Tropical storm warnings were in effect for coastal counties from Volusia north into South Carolina, according to the National Hurricane Center in Miami. Most inland counties in Channel 4's viewing are are under tropical storm watches.

Jacksonville Mayor Alvin Brown announced Sunday he was declaring a state of emergency -- mostly procedural to ensure an expedited chain of command and adequate funding. The city has also suspended all water activities at pools and beaches and closed Hanna and Huguenot parks until the storm passed.

Sunday's outdoor events of the jazz festival were canceled and Monday morning's Memorial Day ceremony was postponed until a later date.

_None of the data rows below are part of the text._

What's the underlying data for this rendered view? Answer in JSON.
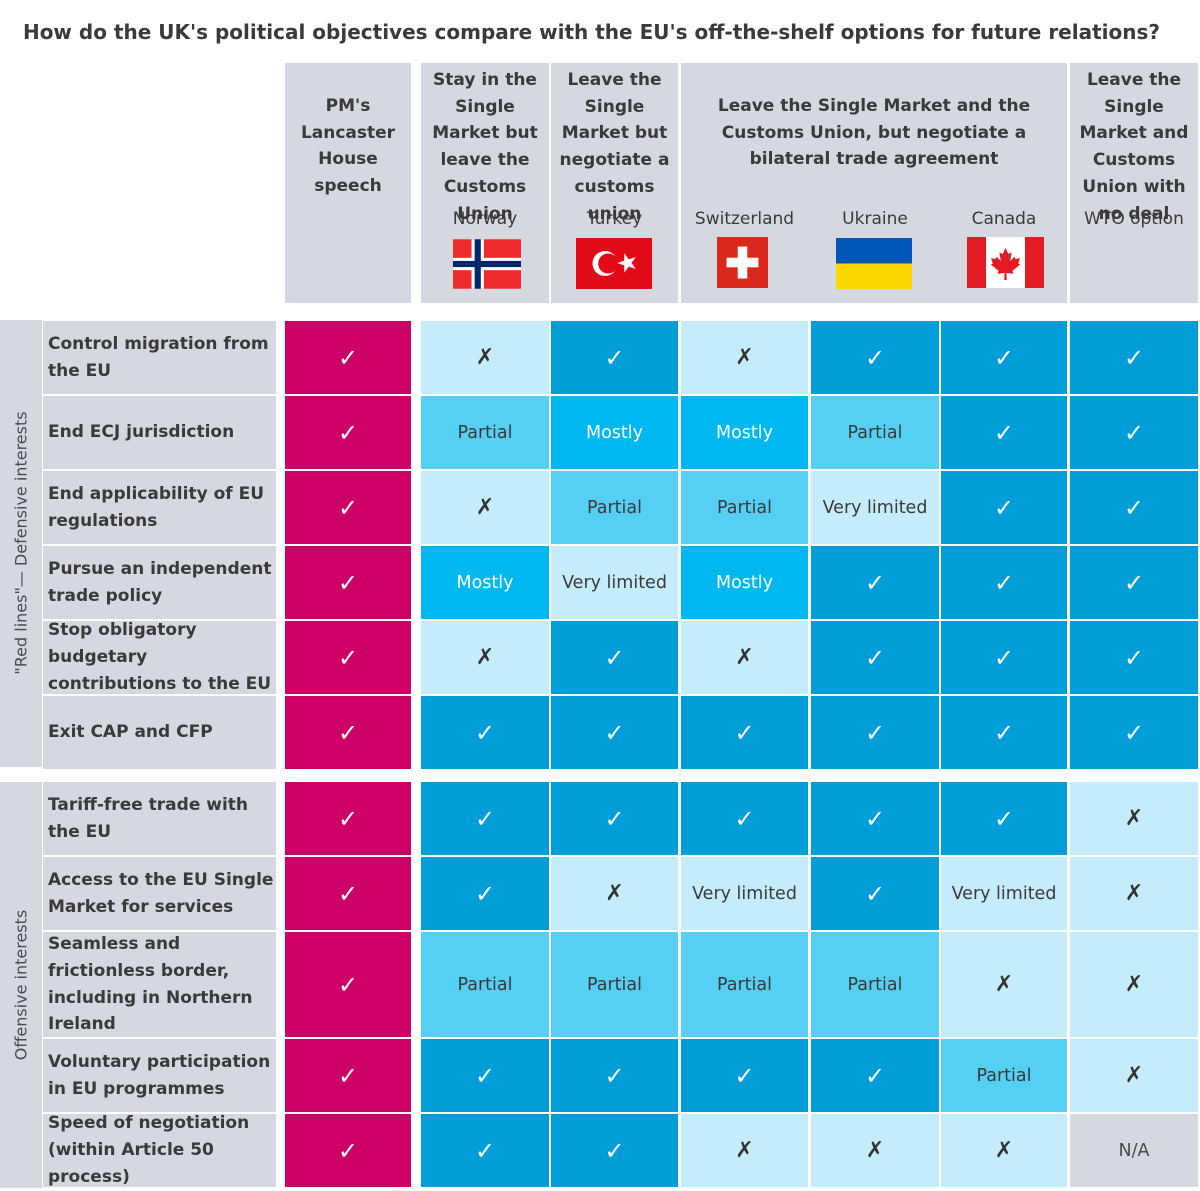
{
  "title": "How do the UK's political objectives compare with the EU's off-the-shelf options for future relations?",
  "headers": {
    "pm": "PM's Lancaster House speech",
    "sm_out_cu": "Stay in the Single Market but leave the Customs Union",
    "cu": "Leave the Single Market but negotiate a customs union",
    "bilateral": "Leave the Single Market and the Customs Union, but negotiate a bilateral trade agreement",
    "nodeal": "Leave the Single Market and Customs Union with no deal"
  },
  "countries": [
    "Norway",
    "Turkey",
    "Switzerland",
    "Ukraine",
    "Canada",
    "WTO option"
  ],
  "flag_icons": [
    "norway-flag",
    "turkey-flag",
    "switzerland-flag",
    "ukraine-flag",
    "canada-flag"
  ],
  "sections": {
    "defensive": "\"Red lines\"— Defensive interests",
    "offensive": "Offensive interests"
  },
  "symbols": {
    "check": "✓",
    "cross": "✗"
  },
  "colors": {
    "pm": "#cc0066",
    "yes": "#009ed8",
    "mostly": "#00b8f0",
    "partial": "#56cff5",
    "limited_no": "#c4ecfb",
    "na": "#d5d8df"
  },
  "chart_data": {
    "type": "table",
    "columns": [
      "PM's Lancaster House speech",
      "Norway",
      "Turkey",
      "Switzerland",
      "Ukraine",
      "Canada",
      "WTO option"
    ],
    "rows": [
      {
        "section": "defensive",
        "label": "Control migration from the EU",
        "values": [
          "check",
          "cross",
          "check",
          "cross",
          "check",
          "check",
          "check"
        ]
      },
      {
        "section": "defensive",
        "label": "End ECJ jurisdiction",
        "values": [
          "check",
          "Partial",
          "Mostly",
          "Mostly",
          "Partial",
          "check",
          "check"
        ]
      },
      {
        "section": "defensive",
        "label": "End applicability of EU regulations",
        "values": [
          "check",
          "cross",
          "Partial",
          "Partial",
          "Very limited",
          "check",
          "check"
        ]
      },
      {
        "section": "defensive",
        "label": "Pursue an independent trade policy",
        "values": [
          "check",
          "Mostly",
          "Very limited",
          "Mostly",
          "check",
          "check",
          "check"
        ]
      },
      {
        "section": "defensive",
        "label": "Stop obligatory budgetary contributions to the EU",
        "values": [
          "check",
          "cross",
          "check",
          "cross",
          "check",
          "check",
          "check"
        ]
      },
      {
        "section": "defensive",
        "label": "Exit CAP and CFP",
        "values": [
          "check",
          "check",
          "check",
          "check",
          "check",
          "check",
          "check"
        ]
      },
      {
        "section": "offensive",
        "label": "Tariff-free trade with the EU",
        "values": [
          "check",
          "check",
          "check",
          "check",
          "check",
          "check",
          "cross"
        ]
      },
      {
        "section": "offensive",
        "label": "Access to the EU Single Market for services",
        "values": [
          "check",
          "check",
          "cross",
          "Very limited",
          "check",
          "Very limited",
          "cross"
        ]
      },
      {
        "section": "offensive",
        "label": "Seamless and frictionless border, including in Northern Ireland",
        "values": [
          "check",
          "Partial",
          "Partial",
          "Partial",
          "Partial",
          "cross",
          "cross"
        ]
      },
      {
        "section": "offensive",
        "label": "Voluntary participation in EU programmes",
        "values": [
          "check",
          "check",
          "check",
          "check",
          "check",
          "Partial",
          "cross"
        ]
      },
      {
        "section": "offensive",
        "label": "Speed of negotiation (within Article 50 process)",
        "values": [
          "check",
          "check",
          "check",
          "cross",
          "cross",
          "cross",
          "N/A"
        ]
      }
    ]
  }
}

Brown said the Emergency Operations Center was activated and public works and JEA employees were making preparations for storm conditions.

The city opened a special needs shelter at the Legends Center located at Soutel and Moncrief in Northwest Jacksonville at noon Sunday. Anyone who is electricity and oxygen dependent should use this shelter in the event of a power outage or flooding.

Garbage, yard waste and recycling collection in Jacksonville has been canceled for Monday.

St. Johns County's emergency managers were also monitoring the storm.  Additional Fire-Rescue staff was scheduled on Sunday and Monday shifts and area beaches were closed.

Nassau County officials said they don't anticipate opening any shelters, but residents who are registered with special medical needs and are dependent on medical devices requiring electricity can call 904-548-4980.

Nassau County was also monitoring wind speeds on bridges, but did not expect any closures. The county closed its beaches. It will have regular garbage pickup Monday.

Clay County was staffing its Emergency Operations Center to monitor the storm's progress and react as necessary.